Winners 2017

Best communications by a public sector organisation

The Big Bang Experiments
EngineeringUK
Agency: Hope&Glory PR

The Big Bang UK Young Scientists and Engineers Fair is the country’s biggest celebration of science and engineering careers. Held at Birmingham’s NEC every March, the Fair’s ambition is to inspire a new generation of young people to take up science, technology, engineering and maths (STEM) related qualifications.

Hope&Glory had to devise a PR campaign that would engage young people in the run up to the Fair, raising awareness and driving registrations, that would demonstrate the exciting and entertaining roles science and engineering can offer.

Treating Big Bang Fair as a brand rather than an event, Hope&Glory used science and engineering as tools to create ‘talkable’ campaigns that would generate conversations on social channels, in traditional media and the education press.

To kick off, Hope&Glory launched Back to the Future, a campaign that asked leading scientists which features from four leading films might become a reality in a child’s lifetime. They answered that invisibility cloaks could be available in 2030, teleportation by 2080 and time travel by 2100.

With Hollywood designer Andrew Ainsworth, who created Stormtroopers, as spokesman, the campaign delivered more than 80 radio interviews and 120 items of coverage.

Drawing on the popularity of the sustainable food movement, the next campaign focused on what new treats might be around for future Christmases – Mince Flies, pastries containing mealworm and grasshopper toppings, was the answer.
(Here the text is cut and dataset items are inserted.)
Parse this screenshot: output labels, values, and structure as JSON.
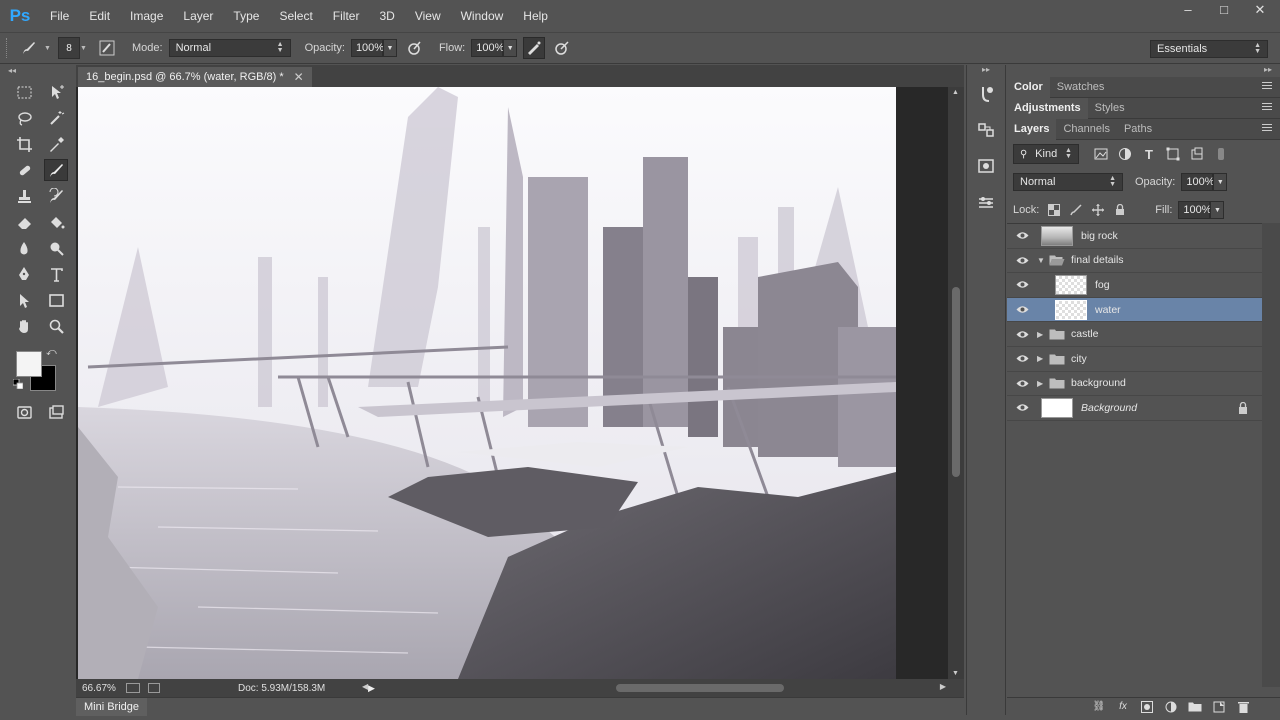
{
  "app": {
    "logo": "Ps",
    "accent": "#31a8ff"
  },
  "menu": [
    "File",
    "Edit",
    "Image",
    "Layer",
    "Type",
    "Select",
    "Filter",
    "3D",
    "View",
    "Window",
    "Help"
  ],
  "window_controls": {
    "minimize": "–",
    "maximize": "□",
    "close": "✕"
  },
  "options": {
    "brush_size": "8",
    "mode_label": "Mode:",
    "mode_value": "Normal",
    "opacity_label": "Opacity:",
    "opacity_value": "100%",
    "flow_label": "Flow:",
    "flow_value": "100%",
    "workspace": "Essentials"
  },
  "document": {
    "tab_title": "16_begin.psd @ 66.7% (water, RGB/8) *",
    "zoom": "66.67%",
    "doc_size": "Doc: 5.93M/158.3M"
  },
  "mini_bridge": "Mini Bridge",
  "panels": {
    "group1_tabs": [
      "Color",
      "Swatches"
    ],
    "group2_tabs": [
      "Adjustments",
      "Styles"
    ],
    "group3_tabs": [
      "Layers",
      "Channels",
      "Paths"
    ],
    "kind_label": "Kind",
    "blend_mode": "Normal",
    "opacity_label": "Opacity:",
    "opacity_value": "100%",
    "lock_label": "Lock:",
    "fill_label": "Fill:",
    "fill_value": "100%"
  },
  "layers": [
    {
      "name": "big rock",
      "type": "layer",
      "thumb": "rock",
      "indent": 0,
      "selected": false
    },
    {
      "name": "final details",
      "type": "group",
      "expanded": true,
      "indent": 0,
      "selected": false
    },
    {
      "name": "fog",
      "type": "layer",
      "thumb": "checker",
      "indent": 1,
      "selected": false
    },
    {
      "name": "water",
      "type": "layer",
      "thumb": "checker",
      "indent": 1,
      "selected": true
    },
    {
      "name": "castle",
      "type": "group",
      "expanded": false,
      "indent": 0,
      "selected": false
    },
    {
      "name": "city",
      "type": "group",
      "expanded": false,
      "indent": 0,
      "selected": false
    },
    {
      "name": "background",
      "type": "group",
      "expanded": false,
      "indent": 0,
      "selected": false
    },
    {
      "name": "Background",
      "type": "layer",
      "thumb": "white",
      "indent": 0,
      "selected": false,
      "locked": true,
      "italic": true
    }
  ]
}
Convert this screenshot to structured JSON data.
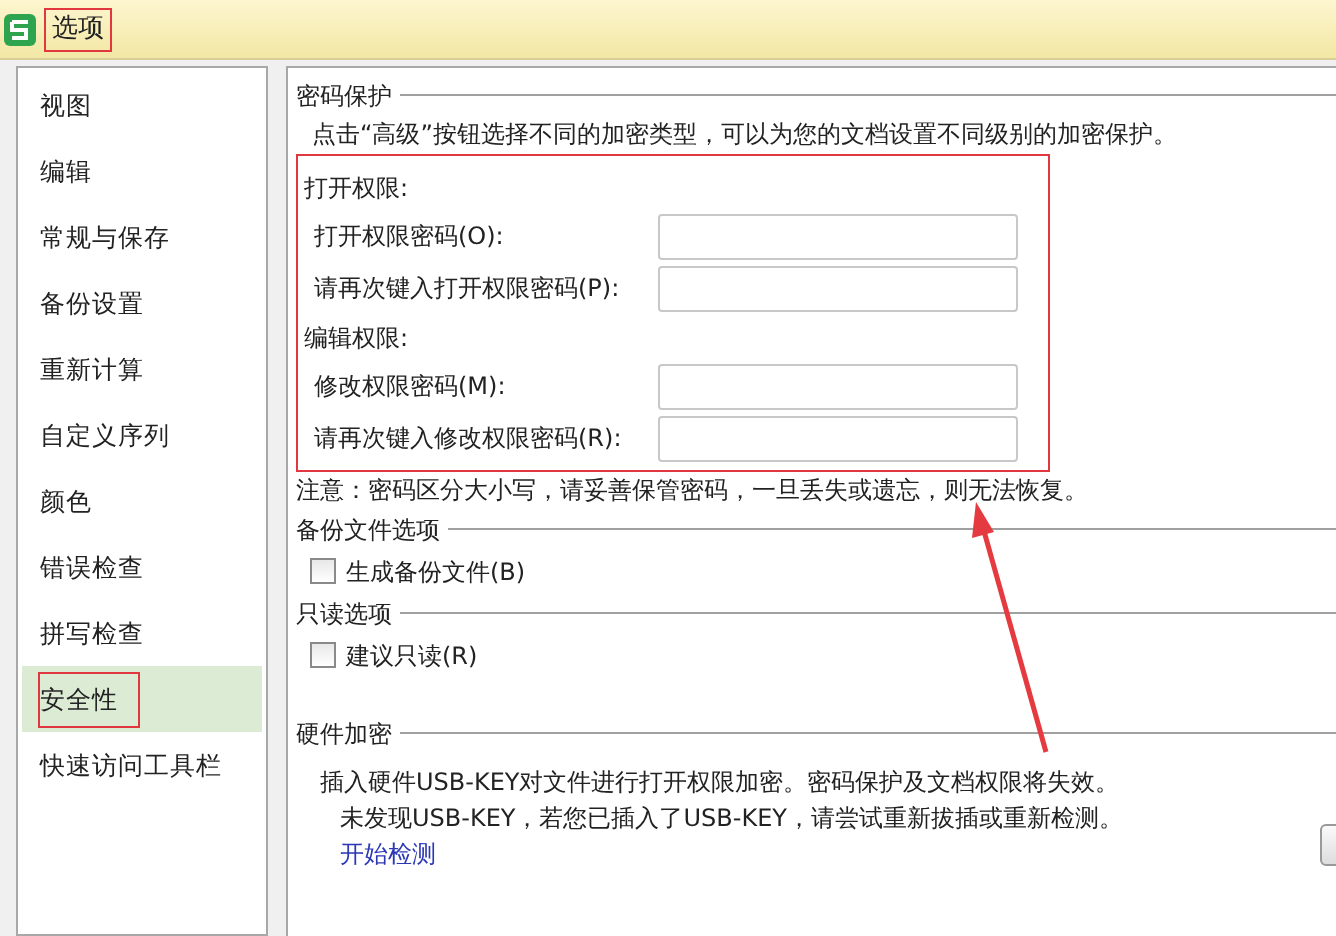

The delicacies were even trialled at London’s fashionable Borough Market.

Bringing engineering skills to life, Hope&Glory worked with engineer Morwenna Williams, great-great-granddaughter of Isambard Kingdom Brunel, to create the first Origami paper boat that would carry a human passenger. Its maiden voyage, on a lake in South London, generated more than 200 items of coverage.

Working with YouTuber Oli White, a Londoner who creates quirky comedy videos and has almost 1.8 million subscribers, Hope&Glory attempted to engage with his female teenage followers, a difficult audience to reach for the Fair, by scripting a film Celebrity Shoot Out. The film sees White receive items to build an air vortex cannon, and then use it at a firing range of celebrity pictures.

Almost 370,000 people watched the video, prompting more than 19,000 ‘Likes’ and nearly 2,500 click throughs to the Big Bang Fair website.

The final experiment was one that children could create at home. Using common household elements, such as copper sulphate, Oxford University’s Dr Prabhakaran Dharmalingam developed perfect replicas of the Imperial State Crown and the Duchess of Cambridge’s engagement ring.

The five experiments generated 2,202 pieces of coverage, up 37 per cent on the previous year, for the Fair, of which 65 per cent carried details about the event. Coverage reached 90 per cent of the target core demographic of under 18 year olds, 89 per cent of all parents and 90 per cent of teachers. Against a target of 65,000 visitors, almost 70,000 people attended the Fair and 85 per cent of 11 to 14 year old attendees said they had learned a lot.

‘This was an outstanding campaign in every respect,’ said the judges. ‘It was exceptionally creative and innovative, achieving cut through to all key audiences and surpassing its objectives.’